Eskom suspended Singh in late September after placing him on special leave in July following the CFO being linked to a series of questionable deals. These include transactions with Trillian Capital Partners Ltd., a local partner of U.S. consulting company McKinsey & Co. that had links to the Guptas, a family of wealthy businessmen working with President Jacob Zuma’s son who are alleged to have used their relationship with the leader to win lucrative contracts from state companies. They all deny wrongdoing.
Eskom’s coal-supply agreement with Gupta-controlled Tegeta Exploration and Resources Ltd. has also been questioned.
Singh did not approve any transactions involving Tegeta, Trillian or McKinsey alone and “always acted within the framework and parameters of my responsibilities,” he said in a copy of his submission to the portfolio committee on public enterprises, which is holding an inquiry into the problems at Eskom, seen by Bloomberg and confirmed by his lawyer.
The transactions were approved by Eskom’s board or its board tender committee, he said.
Eskom is “an organization with deep-rooted problems that have evolved over years” and it would be a mistake “to allow the inquiry to be hijacked by one narrative of one family,” Singh said in his submission.
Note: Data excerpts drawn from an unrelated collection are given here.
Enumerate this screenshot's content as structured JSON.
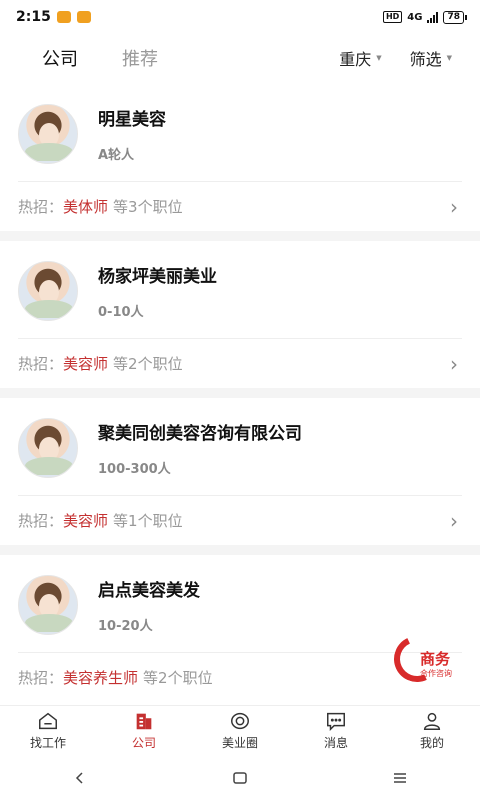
{
  "status_bar": {
    "time": "2:15",
    "hd": "HD",
    "network": "4G",
    "battery": "78"
  },
  "header": {
    "tabs": [
      {
        "label": "公司",
        "active": true
      },
      {
        "label": "推荐",
        "active": false
      }
    ],
    "city": "重庆",
    "filter": "筛选"
  },
  "companies": [
    {
      "name": "明星美容",
      "size": "A轮人",
      "hot_prefix": "热招：",
      "hot_role": "美体师",
      "hot_suffix": "等3个职位"
    },
    {
      "name": "杨家坪美丽美业",
      "size": "0-10人",
      "hot_prefix": "热招：",
      "hot_role": "美容师",
      "hot_suffix": "等2个职位"
    },
    {
      "name": "聚美同创美容咨询有限公司",
      "size": "100-300人",
      "hot_prefix": "热招：",
      "hot_role": "美容师",
      "hot_suffix": "等1个职位"
    },
    {
      "name": "启点美容美发",
      "size": "10-20人",
      "hot_prefix": "热招：",
      "hot_role": "美容养生师",
      "hot_suffix": "等2个职位"
    }
  ],
  "biz_badge": {
    "title": "商务",
    "subtitle": "合作咨询"
  },
  "bottom_nav": [
    {
      "label": "找工作",
      "icon": "home-icon",
      "active": false
    },
    {
      "label": "公司",
      "icon": "company-icon",
      "active": true
    },
    {
      "label": "美业圈",
      "icon": "circle-icon",
      "active": false
    },
    {
      "label": "消息",
      "icon": "message-icon",
      "active": false
    },
    {
      "label": "我的",
      "icon": "person-icon",
      "active": false
    }
  ],
  "colors": {
    "accent": "#c43030",
    "muted": "#999999",
    "separator": "#f4f4f4"
  }
}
The government appointed a new board for the utility at the weekend to try address governance concerns raised by lenders, who told the company to fix issues before they would make more funds available. The new board includes high-profile South African executives including Telkom SA SOC Ltd. ChairmanJabu Mabuza, who was named chairman at Eskom, as well as Imperial Holdings Ltd. CEO Mark Lamberti and former MTN Group Ltd. CEO Sifiso Dabengwa.
Biggest Risk
The utility is spending billions of dollars on delayed power plants and is the largest recipient of state guarantees at a time when South Africa’s finances are buckling under lower tax revenue and higher debt. Goldman Sachs Group Inc. said in September that Eskom, which has more than 400 billion rand ($33 billion) due in interest and debt payments in the next five years, was the biggest single risk to the economy and that the government needed to replace its management.
Eskom will ask banks for funding commitments to return its liquidity buffer to the required 20 billion rand, spokesman Khulu Phasiwe said by phone on Monday. The yield on the Eskom bond due in January 2021 fell two basis points to 5.53 percent by 9:10 a.m. in Johannesburg on Tuesday, adding to a 37 basis point drop on Monday. This takes the rate to the lowest since Nov. 7.